Eli5 is one of the most commonly used libraries to interpret the predictions of Machine learning models. It let us interpret predictions of models created using scikit-learn, XGBoost, lightGBM, CatBoost, lightning, sklearn-crfsuite, and keras. We have covered a detailed tutorial explaining how we can use Eli5 for scikit-learn models (below link).
As a part of this tutorial, we'll concentrate on the keras model. Currently Eli5 only supports image classifiers created using keras. It explains predictions of image classifier using Grad-CAM (Gradient-weighted Class Activation Mapping) algorithm. Grad-CAM algorithm creates a heatmap of shape same as the original image using gradients and output last convolution layer that we can visualize to see which parts of the image are contributing to the prediction. Eli5 lets us use Grad-CAM with only one function call. If the reader wants to know how Grad-CAM works internally then we recommend another tutorial where we have explained a step-by-step guide to Grad-CAM using PyTorch.

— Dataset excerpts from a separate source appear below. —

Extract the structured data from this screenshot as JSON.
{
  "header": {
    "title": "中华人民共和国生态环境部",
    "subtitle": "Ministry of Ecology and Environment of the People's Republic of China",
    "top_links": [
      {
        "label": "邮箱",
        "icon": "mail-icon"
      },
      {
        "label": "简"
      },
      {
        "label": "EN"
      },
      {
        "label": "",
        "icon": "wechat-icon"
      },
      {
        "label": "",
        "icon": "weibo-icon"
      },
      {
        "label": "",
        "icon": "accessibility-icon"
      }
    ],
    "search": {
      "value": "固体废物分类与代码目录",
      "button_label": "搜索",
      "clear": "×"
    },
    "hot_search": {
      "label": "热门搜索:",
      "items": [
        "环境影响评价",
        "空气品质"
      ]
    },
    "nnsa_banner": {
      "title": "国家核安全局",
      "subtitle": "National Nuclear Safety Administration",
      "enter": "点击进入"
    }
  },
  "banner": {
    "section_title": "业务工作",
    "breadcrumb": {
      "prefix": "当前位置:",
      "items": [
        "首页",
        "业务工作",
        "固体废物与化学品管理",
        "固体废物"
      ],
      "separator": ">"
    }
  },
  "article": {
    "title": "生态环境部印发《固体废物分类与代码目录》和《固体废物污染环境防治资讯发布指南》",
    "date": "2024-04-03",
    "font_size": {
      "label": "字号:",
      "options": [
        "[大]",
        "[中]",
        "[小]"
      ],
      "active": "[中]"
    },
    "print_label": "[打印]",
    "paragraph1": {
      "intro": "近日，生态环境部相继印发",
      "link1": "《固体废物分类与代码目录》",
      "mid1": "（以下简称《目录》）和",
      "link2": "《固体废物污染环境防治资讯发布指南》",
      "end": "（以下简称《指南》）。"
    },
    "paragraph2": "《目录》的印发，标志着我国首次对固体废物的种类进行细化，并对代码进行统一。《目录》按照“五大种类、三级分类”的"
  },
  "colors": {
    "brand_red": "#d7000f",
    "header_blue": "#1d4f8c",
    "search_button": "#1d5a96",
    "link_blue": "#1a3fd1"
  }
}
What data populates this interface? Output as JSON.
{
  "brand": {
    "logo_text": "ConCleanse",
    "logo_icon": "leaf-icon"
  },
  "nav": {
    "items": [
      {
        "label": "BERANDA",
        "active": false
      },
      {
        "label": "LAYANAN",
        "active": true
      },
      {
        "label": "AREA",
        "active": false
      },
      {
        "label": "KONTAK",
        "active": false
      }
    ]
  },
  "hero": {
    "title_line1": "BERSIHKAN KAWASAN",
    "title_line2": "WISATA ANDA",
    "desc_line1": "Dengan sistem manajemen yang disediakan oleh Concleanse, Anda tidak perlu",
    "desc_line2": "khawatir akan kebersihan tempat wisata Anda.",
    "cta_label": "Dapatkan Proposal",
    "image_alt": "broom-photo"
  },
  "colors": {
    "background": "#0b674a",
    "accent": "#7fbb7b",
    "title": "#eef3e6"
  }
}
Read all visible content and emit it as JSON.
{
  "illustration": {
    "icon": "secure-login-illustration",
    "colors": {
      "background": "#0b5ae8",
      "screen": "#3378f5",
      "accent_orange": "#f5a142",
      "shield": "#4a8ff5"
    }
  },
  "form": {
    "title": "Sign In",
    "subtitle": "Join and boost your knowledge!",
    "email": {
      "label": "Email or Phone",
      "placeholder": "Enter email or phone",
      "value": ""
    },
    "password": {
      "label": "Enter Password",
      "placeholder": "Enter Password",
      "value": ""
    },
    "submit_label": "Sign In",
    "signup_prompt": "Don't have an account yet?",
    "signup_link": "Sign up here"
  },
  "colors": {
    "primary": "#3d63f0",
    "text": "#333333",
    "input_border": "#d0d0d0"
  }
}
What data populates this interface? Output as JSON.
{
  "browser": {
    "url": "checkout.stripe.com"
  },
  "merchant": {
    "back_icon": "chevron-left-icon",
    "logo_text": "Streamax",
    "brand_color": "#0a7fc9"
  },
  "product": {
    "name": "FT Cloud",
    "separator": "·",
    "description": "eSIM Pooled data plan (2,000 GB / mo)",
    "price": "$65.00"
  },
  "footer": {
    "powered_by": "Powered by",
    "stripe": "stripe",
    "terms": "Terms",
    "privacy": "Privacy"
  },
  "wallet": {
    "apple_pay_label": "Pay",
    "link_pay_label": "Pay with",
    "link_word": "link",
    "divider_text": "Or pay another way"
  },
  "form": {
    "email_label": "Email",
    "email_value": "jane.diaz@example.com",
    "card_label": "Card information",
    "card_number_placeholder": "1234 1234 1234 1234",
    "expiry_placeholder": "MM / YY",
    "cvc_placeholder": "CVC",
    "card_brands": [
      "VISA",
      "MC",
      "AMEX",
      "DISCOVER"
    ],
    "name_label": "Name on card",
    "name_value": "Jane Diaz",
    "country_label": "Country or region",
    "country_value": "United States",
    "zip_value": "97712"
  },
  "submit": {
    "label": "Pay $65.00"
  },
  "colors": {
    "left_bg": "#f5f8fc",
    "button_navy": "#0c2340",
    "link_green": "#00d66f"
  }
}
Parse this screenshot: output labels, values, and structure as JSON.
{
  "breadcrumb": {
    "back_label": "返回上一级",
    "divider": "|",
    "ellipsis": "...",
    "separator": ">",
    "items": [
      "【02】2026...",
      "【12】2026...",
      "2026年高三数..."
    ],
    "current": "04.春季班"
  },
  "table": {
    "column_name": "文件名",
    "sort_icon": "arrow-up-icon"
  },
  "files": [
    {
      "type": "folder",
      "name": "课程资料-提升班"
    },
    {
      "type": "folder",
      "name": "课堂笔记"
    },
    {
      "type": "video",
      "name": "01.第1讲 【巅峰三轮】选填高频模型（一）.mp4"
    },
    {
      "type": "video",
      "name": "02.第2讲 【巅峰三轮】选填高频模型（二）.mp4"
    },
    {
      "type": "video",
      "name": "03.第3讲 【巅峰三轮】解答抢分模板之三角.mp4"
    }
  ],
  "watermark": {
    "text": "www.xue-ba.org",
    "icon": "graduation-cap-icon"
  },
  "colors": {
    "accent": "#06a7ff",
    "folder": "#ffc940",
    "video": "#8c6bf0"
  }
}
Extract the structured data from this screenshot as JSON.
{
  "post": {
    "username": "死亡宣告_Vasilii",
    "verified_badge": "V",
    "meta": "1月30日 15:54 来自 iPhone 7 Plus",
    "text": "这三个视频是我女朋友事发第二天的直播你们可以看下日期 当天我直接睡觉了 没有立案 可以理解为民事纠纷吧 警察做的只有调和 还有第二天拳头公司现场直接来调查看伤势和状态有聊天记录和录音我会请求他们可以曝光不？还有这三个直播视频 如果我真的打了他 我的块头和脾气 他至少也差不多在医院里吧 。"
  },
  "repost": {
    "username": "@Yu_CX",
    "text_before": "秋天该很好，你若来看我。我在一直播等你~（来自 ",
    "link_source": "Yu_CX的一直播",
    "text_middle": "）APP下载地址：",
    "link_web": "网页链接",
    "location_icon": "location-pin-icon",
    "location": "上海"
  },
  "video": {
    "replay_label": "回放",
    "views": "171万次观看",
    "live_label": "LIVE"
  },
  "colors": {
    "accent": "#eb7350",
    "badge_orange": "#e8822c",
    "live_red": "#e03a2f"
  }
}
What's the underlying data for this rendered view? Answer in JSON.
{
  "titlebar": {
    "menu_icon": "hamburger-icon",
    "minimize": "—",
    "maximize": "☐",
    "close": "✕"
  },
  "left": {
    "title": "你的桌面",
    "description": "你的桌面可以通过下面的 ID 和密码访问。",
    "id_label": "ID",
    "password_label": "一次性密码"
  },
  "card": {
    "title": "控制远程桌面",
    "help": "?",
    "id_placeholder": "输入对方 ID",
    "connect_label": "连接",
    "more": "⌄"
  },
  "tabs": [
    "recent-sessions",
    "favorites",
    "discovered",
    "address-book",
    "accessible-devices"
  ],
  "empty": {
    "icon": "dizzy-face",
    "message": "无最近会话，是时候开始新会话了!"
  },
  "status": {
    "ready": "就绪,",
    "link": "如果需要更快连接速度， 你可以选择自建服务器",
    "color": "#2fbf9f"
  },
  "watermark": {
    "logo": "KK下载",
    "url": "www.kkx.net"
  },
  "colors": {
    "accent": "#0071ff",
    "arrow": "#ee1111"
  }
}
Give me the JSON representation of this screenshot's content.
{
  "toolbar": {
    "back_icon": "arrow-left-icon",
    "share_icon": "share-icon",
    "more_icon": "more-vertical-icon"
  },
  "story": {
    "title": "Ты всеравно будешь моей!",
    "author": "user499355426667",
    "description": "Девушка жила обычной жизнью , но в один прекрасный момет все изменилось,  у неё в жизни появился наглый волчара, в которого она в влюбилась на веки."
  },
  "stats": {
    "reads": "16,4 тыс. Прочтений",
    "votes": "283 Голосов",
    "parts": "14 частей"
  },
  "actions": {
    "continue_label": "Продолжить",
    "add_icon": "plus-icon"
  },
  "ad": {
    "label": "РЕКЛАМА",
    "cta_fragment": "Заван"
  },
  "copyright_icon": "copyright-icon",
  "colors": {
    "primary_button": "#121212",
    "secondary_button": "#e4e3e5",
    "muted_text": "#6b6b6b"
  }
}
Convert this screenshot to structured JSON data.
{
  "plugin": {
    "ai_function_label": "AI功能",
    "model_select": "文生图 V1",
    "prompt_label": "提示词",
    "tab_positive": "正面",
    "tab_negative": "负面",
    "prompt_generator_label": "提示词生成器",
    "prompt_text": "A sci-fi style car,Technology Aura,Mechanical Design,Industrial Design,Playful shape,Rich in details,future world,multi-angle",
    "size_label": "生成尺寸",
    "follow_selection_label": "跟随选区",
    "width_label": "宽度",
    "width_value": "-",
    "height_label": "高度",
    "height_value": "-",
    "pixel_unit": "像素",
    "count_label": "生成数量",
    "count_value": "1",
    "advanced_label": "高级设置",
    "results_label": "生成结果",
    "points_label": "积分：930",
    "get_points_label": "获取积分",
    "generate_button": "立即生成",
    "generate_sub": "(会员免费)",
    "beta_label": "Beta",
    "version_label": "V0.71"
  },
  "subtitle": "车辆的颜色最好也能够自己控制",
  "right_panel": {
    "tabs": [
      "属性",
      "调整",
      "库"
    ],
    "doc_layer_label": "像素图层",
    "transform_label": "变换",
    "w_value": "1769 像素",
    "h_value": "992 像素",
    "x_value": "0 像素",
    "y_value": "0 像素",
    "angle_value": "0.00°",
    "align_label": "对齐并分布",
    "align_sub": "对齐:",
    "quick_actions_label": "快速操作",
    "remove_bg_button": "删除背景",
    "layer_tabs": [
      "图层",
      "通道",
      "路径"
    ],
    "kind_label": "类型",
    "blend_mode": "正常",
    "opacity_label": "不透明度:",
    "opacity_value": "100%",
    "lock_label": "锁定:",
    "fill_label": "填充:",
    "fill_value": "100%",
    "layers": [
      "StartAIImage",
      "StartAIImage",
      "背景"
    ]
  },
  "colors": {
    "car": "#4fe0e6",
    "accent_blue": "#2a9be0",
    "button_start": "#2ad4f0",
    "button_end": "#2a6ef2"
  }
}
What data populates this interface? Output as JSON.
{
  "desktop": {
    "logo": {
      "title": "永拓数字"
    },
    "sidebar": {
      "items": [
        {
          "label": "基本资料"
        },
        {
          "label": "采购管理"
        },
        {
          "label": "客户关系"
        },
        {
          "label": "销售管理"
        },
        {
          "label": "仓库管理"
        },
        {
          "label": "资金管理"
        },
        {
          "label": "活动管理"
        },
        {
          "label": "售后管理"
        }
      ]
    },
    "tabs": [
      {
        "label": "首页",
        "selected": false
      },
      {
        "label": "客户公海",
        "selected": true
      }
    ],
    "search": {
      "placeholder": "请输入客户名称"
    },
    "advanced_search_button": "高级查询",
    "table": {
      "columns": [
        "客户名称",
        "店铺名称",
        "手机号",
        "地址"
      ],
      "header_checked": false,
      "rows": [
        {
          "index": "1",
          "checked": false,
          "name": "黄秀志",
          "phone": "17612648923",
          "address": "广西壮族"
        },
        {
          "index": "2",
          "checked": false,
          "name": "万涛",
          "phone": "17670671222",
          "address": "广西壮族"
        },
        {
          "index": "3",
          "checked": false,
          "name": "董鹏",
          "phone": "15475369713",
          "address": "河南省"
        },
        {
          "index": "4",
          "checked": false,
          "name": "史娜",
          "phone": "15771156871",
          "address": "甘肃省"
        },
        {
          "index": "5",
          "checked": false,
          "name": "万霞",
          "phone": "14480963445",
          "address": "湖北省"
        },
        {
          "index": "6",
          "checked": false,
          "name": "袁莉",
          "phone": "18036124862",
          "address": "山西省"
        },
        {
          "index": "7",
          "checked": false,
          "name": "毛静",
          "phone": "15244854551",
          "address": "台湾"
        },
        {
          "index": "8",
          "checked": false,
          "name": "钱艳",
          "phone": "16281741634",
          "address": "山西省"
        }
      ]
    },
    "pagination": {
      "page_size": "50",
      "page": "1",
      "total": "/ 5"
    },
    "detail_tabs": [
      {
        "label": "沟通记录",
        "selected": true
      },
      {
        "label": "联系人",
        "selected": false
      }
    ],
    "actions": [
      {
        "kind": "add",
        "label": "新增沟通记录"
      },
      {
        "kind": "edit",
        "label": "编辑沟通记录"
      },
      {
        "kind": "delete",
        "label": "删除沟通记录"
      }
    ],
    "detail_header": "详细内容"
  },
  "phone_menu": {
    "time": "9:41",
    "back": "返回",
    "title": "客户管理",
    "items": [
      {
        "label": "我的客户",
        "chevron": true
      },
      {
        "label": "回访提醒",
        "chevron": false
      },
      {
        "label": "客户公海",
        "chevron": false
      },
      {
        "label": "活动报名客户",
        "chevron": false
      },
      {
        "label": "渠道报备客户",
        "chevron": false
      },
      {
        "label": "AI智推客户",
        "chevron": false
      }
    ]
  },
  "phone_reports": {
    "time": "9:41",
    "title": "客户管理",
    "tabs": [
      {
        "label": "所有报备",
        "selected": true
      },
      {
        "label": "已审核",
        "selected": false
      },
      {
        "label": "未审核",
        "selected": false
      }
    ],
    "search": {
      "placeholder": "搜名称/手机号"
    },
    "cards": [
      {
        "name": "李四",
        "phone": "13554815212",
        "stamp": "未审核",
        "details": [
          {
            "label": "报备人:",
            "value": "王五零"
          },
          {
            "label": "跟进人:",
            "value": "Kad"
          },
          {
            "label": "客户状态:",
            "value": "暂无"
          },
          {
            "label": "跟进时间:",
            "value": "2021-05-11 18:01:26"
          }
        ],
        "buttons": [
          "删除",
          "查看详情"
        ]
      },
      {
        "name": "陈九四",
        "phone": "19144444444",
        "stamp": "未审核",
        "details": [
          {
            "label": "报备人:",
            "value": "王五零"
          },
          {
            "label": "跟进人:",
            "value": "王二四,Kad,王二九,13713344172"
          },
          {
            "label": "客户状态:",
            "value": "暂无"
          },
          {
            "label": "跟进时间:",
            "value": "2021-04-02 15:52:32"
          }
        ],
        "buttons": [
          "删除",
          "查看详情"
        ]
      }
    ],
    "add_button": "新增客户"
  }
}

In this tutorial, we have trained a simple convolutional neural network on the Fashion MNIST dataset. Then, we have explained the predictions of the network using Eli5's Grad-CAM implementation.
Below, we have highlighted important sections of tutorial to give an overview of the material covered.
Below, we have imported the necessary libraries and printed the versions that we have used in our tutorial.
Please make a NOTE that we have disabled tensorflow eager execution for Eli5 Grad-CAM implementation to work. It won't work with eager mode enabled.
import tensorflow
tensorflow.compat.v1.disable_eager_execution()
from tensorflow import keras
print("Keras Version : {}".format(keras.__version__))
import eli5
print("Eli5 Version : {}".format(eli5.__version__))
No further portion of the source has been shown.